La grande journée d'action contre le contrat première embauche a rassemblé entre 200 et 400.000 personnes dans toute la France. Une mobilisation pour l'instant insuffisante pour espérer infléchir le gouvernement. Les syndicats et les étudiants parlent d'un "bon départ".

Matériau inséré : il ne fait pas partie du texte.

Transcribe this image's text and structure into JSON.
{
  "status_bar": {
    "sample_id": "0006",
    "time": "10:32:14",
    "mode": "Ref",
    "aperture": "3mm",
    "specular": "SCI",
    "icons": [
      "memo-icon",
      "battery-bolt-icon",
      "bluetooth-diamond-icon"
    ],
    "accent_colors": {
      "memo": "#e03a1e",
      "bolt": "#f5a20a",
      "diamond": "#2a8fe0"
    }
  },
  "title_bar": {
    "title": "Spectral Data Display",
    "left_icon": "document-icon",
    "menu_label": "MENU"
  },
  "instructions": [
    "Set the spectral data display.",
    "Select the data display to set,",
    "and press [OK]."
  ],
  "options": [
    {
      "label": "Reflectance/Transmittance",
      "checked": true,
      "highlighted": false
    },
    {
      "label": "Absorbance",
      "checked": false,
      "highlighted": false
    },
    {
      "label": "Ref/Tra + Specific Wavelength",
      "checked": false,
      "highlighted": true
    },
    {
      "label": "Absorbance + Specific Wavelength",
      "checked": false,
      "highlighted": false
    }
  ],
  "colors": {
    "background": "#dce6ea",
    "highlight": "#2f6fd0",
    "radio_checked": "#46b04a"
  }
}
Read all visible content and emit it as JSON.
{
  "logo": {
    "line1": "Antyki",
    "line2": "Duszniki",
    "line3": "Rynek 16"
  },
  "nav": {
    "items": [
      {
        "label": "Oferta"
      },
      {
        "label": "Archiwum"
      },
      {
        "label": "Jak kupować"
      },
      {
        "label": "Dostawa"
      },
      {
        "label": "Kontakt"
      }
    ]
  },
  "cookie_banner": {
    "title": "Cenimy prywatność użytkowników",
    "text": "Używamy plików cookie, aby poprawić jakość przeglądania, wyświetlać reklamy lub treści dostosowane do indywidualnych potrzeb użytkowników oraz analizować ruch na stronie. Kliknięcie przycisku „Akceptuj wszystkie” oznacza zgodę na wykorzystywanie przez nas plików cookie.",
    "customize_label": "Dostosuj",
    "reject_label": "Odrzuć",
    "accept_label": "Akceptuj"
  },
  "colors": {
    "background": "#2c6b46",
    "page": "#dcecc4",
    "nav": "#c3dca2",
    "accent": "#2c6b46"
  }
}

Dominique de Villepin peut boire du petit lait. Le Contrat première embauche n'a que très imparfaitement mobilisé les étudiants mardi. A Paris, la manifestation a rassemblé entre 13.000 et 45.000 personnes, selon que le décompte a été effectué par la police ou les organisateurs. La fourchette pour l'ensemble de la France serait de 220.000 à 400.000, pour 187 manifestations: entre 5.000 et 30.000 manifestants à Marseille, quelque 15.000 à Toulouse ou encore de 8.000 à 12.000 à Bordeaux. A chaque fois, les étudiants représentaient environ la moitié des effectifs. A titre de comparaison, la dernière grande manifestation, le 4 octobre dernier, avait rassemblé entre 500.000 et un million de personnes. En mars 2005, 150.000 lycées avaient défilé contre la loi Fillon. Et pour les manifestations contre le contrat d'insertion professionnelle qu'avait tenté d'introduite Edouard Balladur au printemps 1994, des centaines de milliers de jeunes s'étaient mobilisés. Mais le mouvement était monté crescendo : la première manifestation n'avait rassemblé que 10.000 jeunes.
C'est d'ailleurs l'argument des organisations étudiantes et syndicales. Cette journée du 7 février ne serait que la première d'une longue série. Pour Bruno Juillard, président de l'Union des étudiants de France (Unef) "la mobilisation pourra s'installer dans la durée". Gérard Aschieri, de la FSU parle d'un "bon départ", affirmant: "on n'a pas fait encore le plein". De son côté, Bernard Thibault de la CGT prévient que "si le Premier ministre accélère la cadence, nous accélérerons la mobilisation". Les syndicats et organisations étudiantes se retrouvent vendredi matin pour envisager une suite à la journée de mardi.
Mais certains leaders syndicaux comme François Chérèque, président de la CFDT, ont admis ne pas pouvoir parler d'un "raz de marée". De fait, les conditions n'étaient pas optimales en raison de la coïncidence avec les vacances scolaires et les partiels. Mais ces arguments n'expliquent pas à eux seuls le manque de mobilisation des étudiants.
Quelle qu'en soit la raison, cette mobilisation de la rue n'a pas été suffisante pour espérer peser sur le débat, qui devrait se poursuivre à l'Assemblée jusqu'à dimanche. L'opposition a déposé des centaines d'amendements. Sans crier victoire, le Premier ministre a répété sa détermination : "Evidemment, j'écoute ceux qui manifestent mais j'écoute aussi ceux qui ne manifestent pas". Le Premier ministre n'est pas revenu sur la possibilité d'utiliser l'article 49-3 – qui lui permettrait de se passer du vote du parlement – pour faire passer le texte. François Hollande, a d'ores et déjà fait savoir que s'il en était ainsi le Parti socialiste déposerait une motion de censure.